Anstelle des Geschäfts mit den Touristen wurde der Transport von Menschen an die libysche und algerische Grenze der Hauptwirtschaftszweig der Region. Das war bis 2015 ein ganz legales Geschäft. Die Migranten zahlen die Schleuser, die Busfahrer, die Wegelagerer und schmierten die Polizei. Vor der Überquerung der Sahara ruhten sich die Migranten noch in Agadez aus, kauften Proviant ein.
Doch auf Betreiben der EU wurde Menschenschmuggel unter Strafe gestellt und Agadez damit de facto zur inoffiziellen Grenzzone. "Nach unserem Rechtsempfinden ist das sehr problematisch", sagt Yaou, Sohn eines Nomaden, der es in den Staatsdienst geschafft hat. "Denn alle Bürger der 15 Mitgliedsstaaten der westafrikanischen Union ECOWAS dürfen sich in allen Mitgliedsstaaten frei bewegen. Ein Personalausweis reicht." Mehr als Hundert Fahrer wurden seit der Gesetzesänderung verhaftet, ihre Fahrzeuge beschlagnahmt und versteigert.
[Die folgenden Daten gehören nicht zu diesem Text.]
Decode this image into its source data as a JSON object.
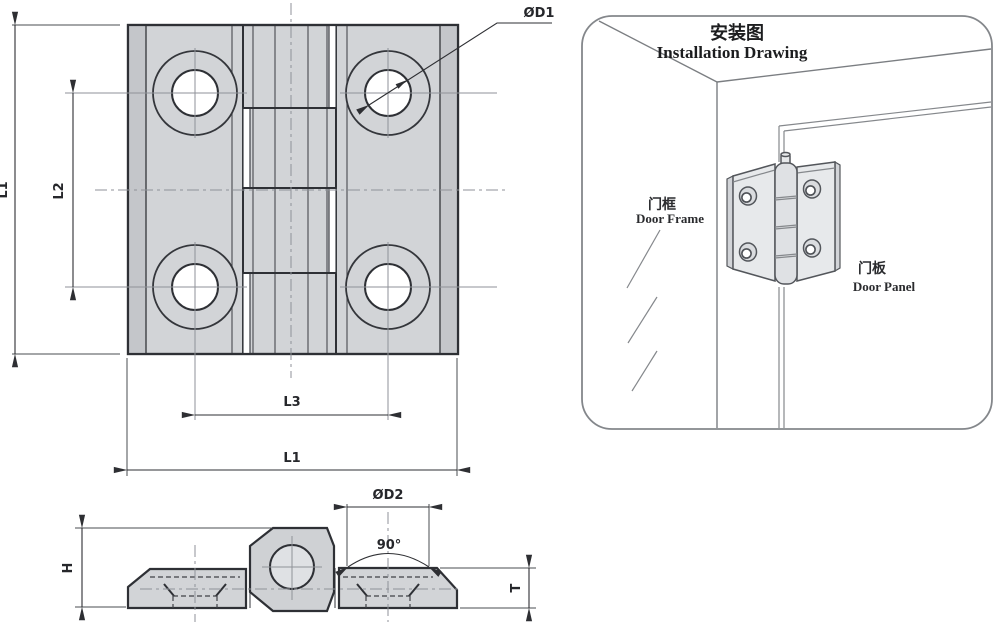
{
  "front_view": {
    "dim_height_label": "L1",
    "dim_hole_spacing_vertical_label": "L2",
    "dim_hole_spacing_horizontal_label": "L3",
    "dim_width_label": "L1",
    "dim_counterbore_diameter_label": "ØD1"
  },
  "side_view": {
    "dim_height_label": "H",
    "dim_thickness_label": "T",
    "dim_countersink_diameter_label": "ØD2",
    "countersink_angle_label": "90°"
  },
  "installation_drawing": {
    "title_zh": "安装图",
    "title_en": "Installation Drawing",
    "door_frame_label_zh": "门框",
    "door_frame_label_en": "Door Frame",
    "door_panel_label_zh": "门板",
    "door_panel_label_en": "Door Panel"
  },
  "colors": {
    "background": "#ffffff",
    "object_line": "#2e3035",
    "plate_fill": "#d2d4d7",
    "plate_edge_fill": "#c4c6ca",
    "centerline": "#8f9298",
    "installation_line": "#7b7e82"
  }
}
Es gibt kaum Jobs in Agadez, nicht für die Einheimischen, und schon gar nicht für die gestrandeten Flüchtlinge. Diese brauchen aber Geld – egal, ob für einen neuerlichen Fluchtversuch oder für die Heimreise. Keiner will die Schande erleben müssen, ohne zumindest etwas Geld zu Hause aufzutauchen. Also versuchen sie sich als fliegende Händler oder Frauen backen auf der Straße eine Art Brandteigkrapferl und verkaufen sie. Andere putzen Schuhe oder dienen sich jedem für jede Arbeit an.
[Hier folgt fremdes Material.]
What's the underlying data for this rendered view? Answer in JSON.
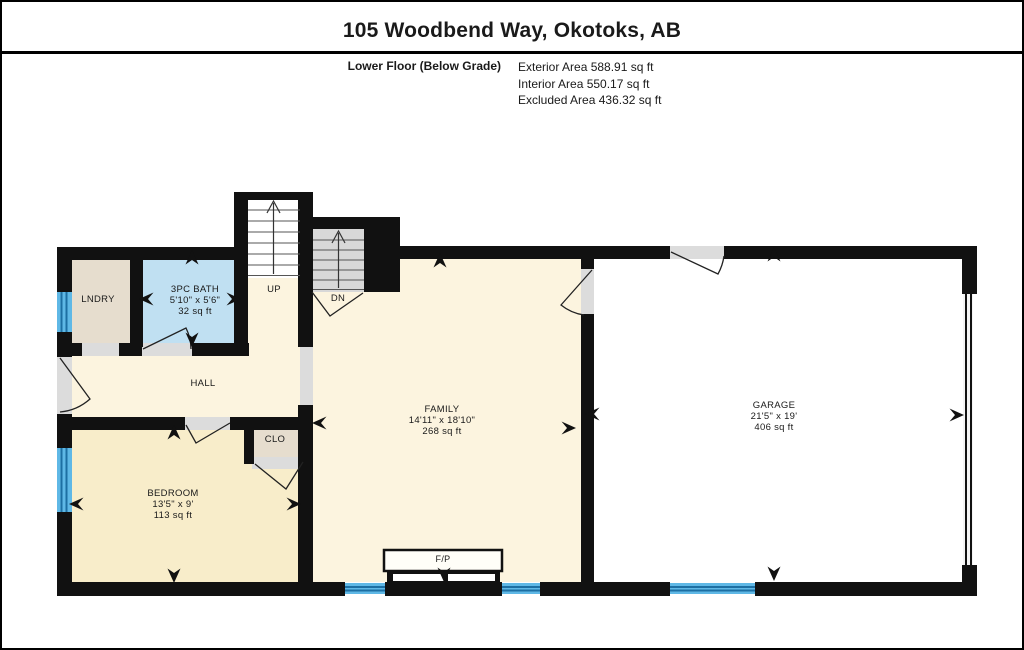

Wie aus einer anderen Welt wirkt am Horizont das regsame Treiben riesiger Bagger, Straßenwalzen und Bulldozer. Hier, am Stadtrand von Agadez, baut die US-Armee fast unbemerkt von der Weltöffentlichkeit eine riesige Militärbasis. Nach Dschibuti vermutlich die zweitgrößte Afrikas.
Amerikaner unter sich
In der neuen Militärbasis in Agadez sollen die Amerikaner, angeblich an die 600 Mann, trotz der ungeheuren Hitze dank klimatisierter Zelte ein erträgliches Leben führen können. Im Stadtbild sind sie nicht zu sehen. Wenn einmal eine Gruppe GIs am Abend in ein Lokal kommt, dann werden die Tische auf Verlangen der Soldaten aufs Dach verlegt, damit sie dort ungestört unter sich bleiben können. Die wenigen Einheimischen, die auf der Großbaustelle Arbeit gefunden haben, berichten fassungslos von den Unmengen eingelagerter Erdäpfel-Chips und von Bergen an Lebensmitteln, die von den Amerikanern weggeworfen werden.